Özelleştirme çalışmalarını takip edenler hatırlayacaktır, TÜPRAŞ 2000 yılında vizyon ve misyon tanımı yapmıştı.
* Vizyon olarak: ''Türkiye enerji sektörünün lider kuruluşu ve dünya klasında bir rafineri şirketi'' olmayı
* Misyon olarak da: ''Ülkemizde sivil ve askeri tüm petrol ürünleri ihtiyacını karşılamak, enerji ve petrokimya alanında ilerlemek, hissedarlarına, müşterilerine, topluma ve çevrenin korunmasına katkılarını arttırmayı'' benimsemişti.

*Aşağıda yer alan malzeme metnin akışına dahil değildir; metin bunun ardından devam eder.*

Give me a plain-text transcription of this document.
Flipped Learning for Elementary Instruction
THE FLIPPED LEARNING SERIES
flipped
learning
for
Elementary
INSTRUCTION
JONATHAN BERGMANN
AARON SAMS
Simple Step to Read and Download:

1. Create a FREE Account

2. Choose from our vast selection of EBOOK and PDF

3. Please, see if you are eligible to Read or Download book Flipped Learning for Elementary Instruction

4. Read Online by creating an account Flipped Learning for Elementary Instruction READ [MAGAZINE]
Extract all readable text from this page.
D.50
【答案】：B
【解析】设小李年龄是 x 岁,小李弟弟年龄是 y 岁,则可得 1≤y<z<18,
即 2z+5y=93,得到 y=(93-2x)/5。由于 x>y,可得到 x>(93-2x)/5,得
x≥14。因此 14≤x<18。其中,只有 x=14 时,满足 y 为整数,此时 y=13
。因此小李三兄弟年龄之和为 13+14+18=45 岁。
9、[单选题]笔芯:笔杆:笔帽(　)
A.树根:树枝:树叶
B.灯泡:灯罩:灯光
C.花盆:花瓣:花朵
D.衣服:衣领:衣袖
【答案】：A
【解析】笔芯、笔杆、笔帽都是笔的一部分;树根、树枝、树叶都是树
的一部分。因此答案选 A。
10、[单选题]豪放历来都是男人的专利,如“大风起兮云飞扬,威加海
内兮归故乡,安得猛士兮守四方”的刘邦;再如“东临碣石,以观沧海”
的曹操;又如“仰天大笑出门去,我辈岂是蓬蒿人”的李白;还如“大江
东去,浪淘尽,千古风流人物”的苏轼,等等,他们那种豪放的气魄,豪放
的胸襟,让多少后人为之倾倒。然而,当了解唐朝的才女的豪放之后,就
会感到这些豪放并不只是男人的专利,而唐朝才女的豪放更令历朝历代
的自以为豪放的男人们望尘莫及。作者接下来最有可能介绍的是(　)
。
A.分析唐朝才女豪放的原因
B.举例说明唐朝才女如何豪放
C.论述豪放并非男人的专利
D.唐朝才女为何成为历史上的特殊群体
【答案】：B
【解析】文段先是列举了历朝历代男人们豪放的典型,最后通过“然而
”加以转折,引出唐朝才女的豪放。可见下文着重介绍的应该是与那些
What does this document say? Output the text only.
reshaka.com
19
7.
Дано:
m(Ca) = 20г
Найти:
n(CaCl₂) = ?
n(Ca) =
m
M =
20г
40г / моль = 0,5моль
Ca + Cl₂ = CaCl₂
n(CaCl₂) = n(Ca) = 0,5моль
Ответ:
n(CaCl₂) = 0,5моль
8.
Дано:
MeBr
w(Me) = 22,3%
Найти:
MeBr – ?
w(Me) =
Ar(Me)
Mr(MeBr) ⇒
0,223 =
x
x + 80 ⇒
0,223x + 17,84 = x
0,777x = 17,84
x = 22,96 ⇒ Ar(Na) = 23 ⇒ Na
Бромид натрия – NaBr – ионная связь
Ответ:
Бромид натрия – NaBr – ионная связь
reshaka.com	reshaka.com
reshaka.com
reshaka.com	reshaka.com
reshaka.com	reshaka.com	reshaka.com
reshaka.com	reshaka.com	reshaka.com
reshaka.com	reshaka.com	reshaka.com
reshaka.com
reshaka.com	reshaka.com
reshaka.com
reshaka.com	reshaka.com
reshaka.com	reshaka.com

Misyon ve vizyon düzenlemesine 2000 yılında gidilmesi tabii ki tesadüf değildi. IMF'nin yapısal uyum programının getirdiği bir düzenlemeydi. Yeni dönemin stratejileri de programda yer alan reformlar arasındaki geçişkenlik dikkate alınarak belirlenmişti.
Örneğin hampetrol işletme kapasitesinin arttırılması, rafineri ve petrokimyanın birlikte kullanılması, kâr optimizasyonu, üretim ve organizasyon yapısının AB'ye uyumlandırılması gibi herkesin hemfikir olduğu stratejiler aslında enerji sektörünün dış piyasanın önceliklerini karşılamasına göre düzenlenmişti. İş Sağlığı ve İş Güvenliği Yönetim Sistemleri'nin uygulanması ile ilgili belgelendirme çalışmaları da IMF programının sosyal güvenlik reformuyla olan bağlantısını kurmak adınaydı.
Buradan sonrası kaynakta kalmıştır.